At the end of April, a hamstring issue severely impeded my running. Injuries and goals are frustrating. Trying to figure out the right balance of pushing through, treatment, and rest without panicking and making bigger problems is awful. It was the mental undoing and second guessing which felt endless and was exhausting. When the last call for switching to AquaBike email came out, I half thought or hoped that Kathleen would just tell me to give up and switch. (thankfully I didn’t tel her this until after the race, she said she would’ve hit me!)
Every workout during the final weeks leading up to race day was “show up, do my best, and trust.”
Race morning, thunderstorms threatened to wreak havoc with the swim and rain was forecast for the bike. These didn’t feel like the ideal conditions for my goal. I was pissed, but didn’t want to stay there. I reassured myself that I had done the training that under the right conditions, would have led to my goal, but I don’t control the conditions. The part that was in my power, I had done faithfully and well. All that was left to do was go out and have the best race in the conditions that the day brought. That’s it. Oh, and I could still try to be happy on the run.
As I pulled out of my parking space at the hotel Best Day of My Life came on the radio. I had a dream so big and loud… This song stuck in my head for the entire race. It was the soundtrack for the day.
The swim wasn’t canceled. I swam strong and reached the wetsuit strippers without feeling dizzy. The bike was drizzly, but not pouring and I mostly kept to plan for pacing and fueling. The transition to the run was the best ever. Better than any previous Patriot or any long training brick. The first half of the run I was moving along in zone 3…and then the hamstring did its thing.

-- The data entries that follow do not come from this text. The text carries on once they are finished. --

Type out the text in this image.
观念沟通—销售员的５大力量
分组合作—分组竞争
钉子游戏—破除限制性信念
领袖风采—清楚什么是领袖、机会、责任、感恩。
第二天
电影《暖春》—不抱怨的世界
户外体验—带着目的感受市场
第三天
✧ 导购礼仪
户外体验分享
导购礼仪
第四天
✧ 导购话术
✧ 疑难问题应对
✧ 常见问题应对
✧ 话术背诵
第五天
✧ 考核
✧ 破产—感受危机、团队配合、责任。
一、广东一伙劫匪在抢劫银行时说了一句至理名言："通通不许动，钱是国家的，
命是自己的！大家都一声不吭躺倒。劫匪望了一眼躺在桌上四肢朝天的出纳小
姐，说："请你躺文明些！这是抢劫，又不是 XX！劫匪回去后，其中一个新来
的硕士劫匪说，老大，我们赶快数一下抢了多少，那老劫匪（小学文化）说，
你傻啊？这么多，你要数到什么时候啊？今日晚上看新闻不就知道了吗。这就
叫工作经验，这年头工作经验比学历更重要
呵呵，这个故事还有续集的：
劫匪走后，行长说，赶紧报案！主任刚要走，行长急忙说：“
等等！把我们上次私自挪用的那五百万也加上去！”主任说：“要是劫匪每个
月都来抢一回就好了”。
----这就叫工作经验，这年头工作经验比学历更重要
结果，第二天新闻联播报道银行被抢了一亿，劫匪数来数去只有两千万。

Absolutely I had hoped it was miraculously gone and I felt so disappointed. In an instant, I regretted telling everyone about my stupid goal. I had a huge crowd of family and friends who had driven from all over to cheer me on. What was I thinking?! Ugh. This sucked.
Ok, so what?! If tried as hard as I could and missed my goal… failed… my family would be disappointed??? More likely they’d be proud of me for going for it! And let’s be honest, 5:30 meant nothing to them! They couldn’t care less about a number. Shake that off. And yes, I still wanted it, dammit.
Of course… I had also mistakenly pushed the wrong button on my Garmin and ended the triathlon, so I had no idea where I was in relationship to my goal. No idea at all. I started to see the absence of timing as a gift from the universe to help me reach my goal of a happy run.
I remembered that when I asked Kathleen before the race about my readiness she had said something like: the swim was good, the bike was good, and the run was the wildcard – but since I’d been running forever, she knew my muscle memory would carry me.
So I believed strongly that as long as I kept running, just didn’t stop, I could still make it.
5:22:48 – a 10 minute PR… at fn50!
I still feel immense joy just for being brave enough to not abandon my goal when it felt unreachable. I always learn from my athletic endeavors.
What I learned is that abandoning the goal won’t prevent disappointment. I don’t really talk myself out of wanting what I want. It feels incredible to let myself want something, even if I may or may not get it. I will survive disappointment. Just because I do not understand how something can come together, doesn’t mean it won’t.
And of course, when you have a great coach, always trust your coach.
*PSA: Women, in perimenopause and menopause your estrogen crashes. Estrogen was used to convert carbohydrates into energy that fuels your muscles. The fueling plan you’ve used successfully may not work anymore. You’re not crazy or getting slow or lame. You may just need different fueling. I did. Why don’t people talk about this?!